Tras escuchar la canción de las hijas del desierto se oyen ruido y risas entre los hombres superiores. Zaratustra duda, pero al final lo interpreta como su victoria: los hombres superiores se han curado en su caverna, gracias a su presencia y sus discursos. Ya han olvidado el grito de socorro. Habrían vencido finalmente al espíritu de la pesadez y son convalecientes que han ido aprendiendo a reír: han aprendido la risa de Zaraustra. Pero da la impresión de que a este no se le quita del todo su titubear al respecto, porque si parece que los hombres superiores por fin habrían aprendido a reír es sin embargo probable que la risa que han aprendido no sea exactamente la de Zaratustra, que ante todo consiste en una risa de sí mismo. De todos modos, esta victoria sobre el espíritu de la pesadez, que significa haber aprendido a reír, aunque sea al modo de los viejos (cada cual ríe a su modo), nos está indicando que los hombre superiores, gracias al aire que les ha traído Zaratustra y gracias sobre todo al alimento de sus palabras hacia ellos, ya han dejado de ser los hombres de la gran náusea.

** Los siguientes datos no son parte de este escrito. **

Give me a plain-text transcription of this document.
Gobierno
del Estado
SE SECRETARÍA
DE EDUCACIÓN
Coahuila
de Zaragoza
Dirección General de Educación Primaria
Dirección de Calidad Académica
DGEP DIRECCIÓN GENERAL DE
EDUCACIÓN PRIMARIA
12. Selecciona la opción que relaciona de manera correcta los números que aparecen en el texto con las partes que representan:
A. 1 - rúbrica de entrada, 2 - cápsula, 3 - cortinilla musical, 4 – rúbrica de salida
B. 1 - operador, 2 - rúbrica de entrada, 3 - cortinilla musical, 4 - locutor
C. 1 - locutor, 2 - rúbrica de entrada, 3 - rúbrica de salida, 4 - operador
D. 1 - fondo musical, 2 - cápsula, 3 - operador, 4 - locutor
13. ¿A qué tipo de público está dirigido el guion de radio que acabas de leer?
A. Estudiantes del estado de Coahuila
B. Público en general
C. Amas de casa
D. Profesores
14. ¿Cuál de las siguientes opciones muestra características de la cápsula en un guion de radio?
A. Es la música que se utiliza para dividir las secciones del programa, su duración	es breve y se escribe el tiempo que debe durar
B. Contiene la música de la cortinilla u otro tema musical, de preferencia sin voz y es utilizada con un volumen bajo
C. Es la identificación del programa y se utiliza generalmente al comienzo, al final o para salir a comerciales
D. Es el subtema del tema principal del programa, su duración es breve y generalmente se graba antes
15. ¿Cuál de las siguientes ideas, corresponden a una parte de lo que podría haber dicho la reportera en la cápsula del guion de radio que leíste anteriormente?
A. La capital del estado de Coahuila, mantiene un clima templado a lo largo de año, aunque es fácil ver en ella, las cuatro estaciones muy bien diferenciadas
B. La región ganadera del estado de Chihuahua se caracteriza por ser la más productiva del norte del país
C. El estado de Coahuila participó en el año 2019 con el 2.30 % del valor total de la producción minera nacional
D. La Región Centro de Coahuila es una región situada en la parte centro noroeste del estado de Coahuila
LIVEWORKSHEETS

Sin embargo, la falta de seguridad en esta interpretación del propio Zaratustra reaparece ante el silencio repentino que se hace en la cueva: esta se vuelve, en efecto, mortalmente silenciosa. Ya no hay más risas. Es entonces cuando Zaratustra se asoma para descubrir que sus hombres superiores estaban adorando al asno, rezándole como viejas crédulas. ¡Se habían vuelto piadosos de nuevo! Se habían vuelto locos, concluye Zaratustra, y llevado por el dolor de la incomprensión y del asombro se pone a interrogarlos, primero al papa jubilado (que estaría encantado porque al fin habría encontrado algo en la Tierra que todavía se puede adorar); después, al caminante y sombra (que afirma que Dios vive de nuevo porque lo habría vuelto a resucitar su otrora asesino, el más feo de los hombres); luego al viejo mago malvado (que reconoce su estupidez al adorar al burro); y al concienzudo del espíritu (quien le dice que bajo la forma de burro sí que le resulta Dios creíble, pues la lentitud y la estupidez siempre son necesarias a la sabiduría y al espíritu). Pero la clave de todo este episodio se halla en la respuesta que le va a dar a Zaratustra, cuando le interrogue por último a él, el más feo de los hombres, aquel que había matado a Dios para después, es decir, ahora, volverlo a resucitar (se trata entonces del Dios cristiano) en forma de burro. Por lo que le va a contestar a Zaratustra, llegaremos a saber que el más feo de los hombres se ha recuperado, adorando al asno, de todo el daño personal y los padecimientos que le habrían ocasionado a él su asesinato de Dios. Dios ha vuelto a resucitar, lo habría resucitado el más feo de los hombres, y por eso está radiante.
Pero hay que aguzar el oído. Porque lo que aquí se quiere manifestar es que hasta que ha llegado la adoración del asno no se habría matado a Dios realmente. Y es que si se pretende matar a Dios de verdad, desde lo profundo de uno mismo, solo se pueda hacer de una manera: por la risa (y antes no se había hecho así, sino por la ira). Matar por ira conlleva una muerte a medias tan solo, no es manera de matar. Solo por la risa se mata de verdad. Y la adoración del asno resulta ser la parodia festiva que logra matar de verdad a Dios, en una muerte de la que ya no le cabría resurrección. Adorar al asno significa hacer un Dios de aquel que solo sabe decir sí, algo en apariencia muy dionisíaco. Pero el sí del asno es el sí de la pura estupidez: “¡Qué oculta sabiduría es esta, tener orejas largas y decir solo sí y nunca no! ¿Acaso no creó el mundo a su imagen, esto es, tan estúpido como le fue posible?”
Como no podía ser de otra manera, Zaratustra termina tomándose a risa la ocurrencia de los hombres superiores de adorar al asno. Como una chiquillada de quien quiere entrar, siendo niño, en el “reino de los cielos” (pero para el reino de la Tierra que es el de Zaratustra se requieren adultos). De sus palabras se desprende que la adoración y la fiesta del asno ha sido cosa de importancia, una divina travesura que habría acabado con la edad infantil de los hombres que es la edad de los dioses. Solo después de la celebración del asno, ya que es sacrificial, los hombres superiores se habrían vuelto verdaderamente alegres, eliminando por fin al espíritu de la pesadez. Esta vez de verdad. Más que una recaída, la fiesta del burro ha sido la reparación del error más importante, no haber matado como es debido. O sea, riendo.